Tuesday, 25 November 2014

CLEVER GIRL



Last weekend I trudged around London's Natural History Museum looking at all their monster bones. Despite a lack of Tyrannosaurus rex (the King is only completely present as a twitchy robot replica) the exhibit was fun. They had wrought iron replicas commissioned by Princes, remains of all the big hitter herbivores, and even a G1 Grimlock and some Black Zoids tucked away in a glass display case.
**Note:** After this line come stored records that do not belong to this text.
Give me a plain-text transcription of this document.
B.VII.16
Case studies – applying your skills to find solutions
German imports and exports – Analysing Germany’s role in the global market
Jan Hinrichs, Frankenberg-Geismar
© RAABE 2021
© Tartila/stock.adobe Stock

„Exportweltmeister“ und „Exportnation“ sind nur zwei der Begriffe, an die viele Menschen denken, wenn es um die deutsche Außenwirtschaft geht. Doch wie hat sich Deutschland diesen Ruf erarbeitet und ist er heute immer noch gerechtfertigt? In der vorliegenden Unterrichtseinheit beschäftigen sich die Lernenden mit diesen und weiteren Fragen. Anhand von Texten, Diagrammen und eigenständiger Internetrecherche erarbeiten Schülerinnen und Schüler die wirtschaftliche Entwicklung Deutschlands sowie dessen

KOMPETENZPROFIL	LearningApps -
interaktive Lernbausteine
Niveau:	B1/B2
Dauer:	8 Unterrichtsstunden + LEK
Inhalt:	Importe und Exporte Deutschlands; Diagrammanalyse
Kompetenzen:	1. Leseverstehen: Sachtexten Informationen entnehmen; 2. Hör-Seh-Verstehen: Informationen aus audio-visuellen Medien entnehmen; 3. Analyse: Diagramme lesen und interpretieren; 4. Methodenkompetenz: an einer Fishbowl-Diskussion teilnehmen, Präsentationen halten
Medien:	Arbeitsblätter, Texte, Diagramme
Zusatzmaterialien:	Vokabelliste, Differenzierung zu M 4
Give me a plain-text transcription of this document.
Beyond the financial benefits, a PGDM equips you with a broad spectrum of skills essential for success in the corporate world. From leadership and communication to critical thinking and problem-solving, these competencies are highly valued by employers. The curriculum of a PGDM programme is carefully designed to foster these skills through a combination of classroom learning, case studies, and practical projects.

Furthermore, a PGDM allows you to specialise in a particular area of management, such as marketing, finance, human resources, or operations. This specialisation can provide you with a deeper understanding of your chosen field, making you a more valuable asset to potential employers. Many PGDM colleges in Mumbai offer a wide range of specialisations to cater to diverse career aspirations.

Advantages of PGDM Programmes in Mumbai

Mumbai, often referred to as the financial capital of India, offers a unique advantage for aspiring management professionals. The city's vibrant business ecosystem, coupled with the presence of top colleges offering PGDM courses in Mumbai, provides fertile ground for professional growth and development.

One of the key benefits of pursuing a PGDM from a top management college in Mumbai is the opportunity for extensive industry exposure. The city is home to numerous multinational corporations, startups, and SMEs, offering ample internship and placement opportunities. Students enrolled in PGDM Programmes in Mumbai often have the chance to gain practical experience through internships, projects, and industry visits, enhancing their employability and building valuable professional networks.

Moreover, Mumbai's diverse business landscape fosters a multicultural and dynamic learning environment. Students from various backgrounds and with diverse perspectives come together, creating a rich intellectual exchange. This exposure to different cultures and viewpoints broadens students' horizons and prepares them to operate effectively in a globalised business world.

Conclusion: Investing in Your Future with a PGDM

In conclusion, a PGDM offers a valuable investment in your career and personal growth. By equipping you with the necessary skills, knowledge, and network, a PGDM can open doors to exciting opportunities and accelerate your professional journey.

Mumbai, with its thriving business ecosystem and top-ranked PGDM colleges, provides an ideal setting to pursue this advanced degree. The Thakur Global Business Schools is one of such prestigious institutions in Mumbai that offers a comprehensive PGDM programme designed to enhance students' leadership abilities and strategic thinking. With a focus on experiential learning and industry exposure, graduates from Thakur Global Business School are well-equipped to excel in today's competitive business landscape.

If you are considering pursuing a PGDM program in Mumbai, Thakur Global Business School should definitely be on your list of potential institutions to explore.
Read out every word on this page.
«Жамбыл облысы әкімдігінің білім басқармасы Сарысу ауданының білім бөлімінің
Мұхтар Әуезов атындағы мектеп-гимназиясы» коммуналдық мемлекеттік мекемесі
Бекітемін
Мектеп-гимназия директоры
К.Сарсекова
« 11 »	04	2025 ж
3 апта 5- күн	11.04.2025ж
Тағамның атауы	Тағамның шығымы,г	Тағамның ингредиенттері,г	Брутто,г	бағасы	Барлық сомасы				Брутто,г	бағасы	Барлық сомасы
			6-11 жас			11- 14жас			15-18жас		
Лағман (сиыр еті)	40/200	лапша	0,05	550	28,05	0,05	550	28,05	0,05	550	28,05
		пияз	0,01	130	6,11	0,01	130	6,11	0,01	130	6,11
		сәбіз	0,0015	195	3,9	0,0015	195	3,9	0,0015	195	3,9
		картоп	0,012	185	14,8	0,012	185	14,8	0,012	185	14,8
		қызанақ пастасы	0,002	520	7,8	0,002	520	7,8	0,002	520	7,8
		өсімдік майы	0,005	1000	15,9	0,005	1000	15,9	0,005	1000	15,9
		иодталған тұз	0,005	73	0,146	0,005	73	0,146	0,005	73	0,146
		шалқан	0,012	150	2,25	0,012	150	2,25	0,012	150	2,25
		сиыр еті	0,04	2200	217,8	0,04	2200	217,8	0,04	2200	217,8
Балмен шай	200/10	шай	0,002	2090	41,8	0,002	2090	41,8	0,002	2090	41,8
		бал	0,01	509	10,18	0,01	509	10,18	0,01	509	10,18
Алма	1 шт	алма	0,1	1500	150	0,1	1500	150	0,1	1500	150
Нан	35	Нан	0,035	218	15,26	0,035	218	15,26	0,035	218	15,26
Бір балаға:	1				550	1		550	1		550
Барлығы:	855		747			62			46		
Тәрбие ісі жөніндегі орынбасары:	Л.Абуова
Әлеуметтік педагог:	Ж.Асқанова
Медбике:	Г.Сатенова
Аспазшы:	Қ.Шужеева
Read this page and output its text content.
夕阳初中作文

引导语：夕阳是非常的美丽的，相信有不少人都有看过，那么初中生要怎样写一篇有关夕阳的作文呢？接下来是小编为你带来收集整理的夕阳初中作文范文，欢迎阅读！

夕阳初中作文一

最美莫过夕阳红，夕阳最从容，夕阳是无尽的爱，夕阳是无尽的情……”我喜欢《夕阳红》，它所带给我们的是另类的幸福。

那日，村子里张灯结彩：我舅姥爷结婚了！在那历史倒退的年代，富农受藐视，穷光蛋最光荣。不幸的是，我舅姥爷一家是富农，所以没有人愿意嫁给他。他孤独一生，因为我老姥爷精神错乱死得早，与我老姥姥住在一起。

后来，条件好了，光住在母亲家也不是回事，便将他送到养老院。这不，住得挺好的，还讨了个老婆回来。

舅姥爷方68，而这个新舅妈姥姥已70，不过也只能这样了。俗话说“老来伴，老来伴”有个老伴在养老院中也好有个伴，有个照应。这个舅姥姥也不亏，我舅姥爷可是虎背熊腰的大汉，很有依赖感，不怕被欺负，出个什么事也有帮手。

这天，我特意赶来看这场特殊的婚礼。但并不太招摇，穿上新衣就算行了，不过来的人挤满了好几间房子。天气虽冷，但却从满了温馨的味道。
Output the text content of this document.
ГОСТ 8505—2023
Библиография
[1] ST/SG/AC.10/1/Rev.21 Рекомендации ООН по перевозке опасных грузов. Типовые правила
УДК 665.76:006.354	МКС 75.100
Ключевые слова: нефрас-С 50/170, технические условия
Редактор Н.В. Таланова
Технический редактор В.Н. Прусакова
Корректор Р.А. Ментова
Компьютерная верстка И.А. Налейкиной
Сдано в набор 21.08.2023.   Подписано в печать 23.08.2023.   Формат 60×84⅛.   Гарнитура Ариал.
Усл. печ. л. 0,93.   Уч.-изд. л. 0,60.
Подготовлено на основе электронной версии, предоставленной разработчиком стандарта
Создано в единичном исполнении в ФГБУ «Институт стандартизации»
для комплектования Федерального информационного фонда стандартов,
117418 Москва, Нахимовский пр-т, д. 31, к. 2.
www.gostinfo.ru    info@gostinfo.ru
This last detail felt especially emblematic of a tour rooted explicitly in a late-80s idea of pre-history, something Jurassic World seems to absolutely revel in.

Based on these glimpses, Trevorrow's terrible lizards are boringly classicist. Drab olives and greys for skin, zero spines or feathers, and, because they don't trust the material, a monstrous gene spliced threat inherited from an 'extreme!' 1990s toyline. Jurassic World was an opportunity to throw around some new information and challenge the preconceived ideas people have about dinosaurs. We could have had a dangerous, omnivore Triceratops gobbling up kids or a Tyrannosaur covered in barbed, downy feathers.

That last one could have been especially great. Introduce the Rex as a bashful thing, almost ashamed of what we've found out about it. Then, as soon as the Park falls apart, sell incredibly hard on the idea that this thing is the most terrifying beast on the planet. Every other scene should be Rex triumphing over some puny contender. Instead of replaying Spielberg beats for nostalgia money, the filmmakers should've sat down and gobbled up some monster-as-protagonist fiction. World's Tyrannosaur should be as visually distinctive as Ricardo Delgado's Age of Reptiles, as Machiavellian as Pat Mills and Mike McMahon's Satanus, and as invincible in a straight fight as Shusuke Kaneko's apex heel Godzilla.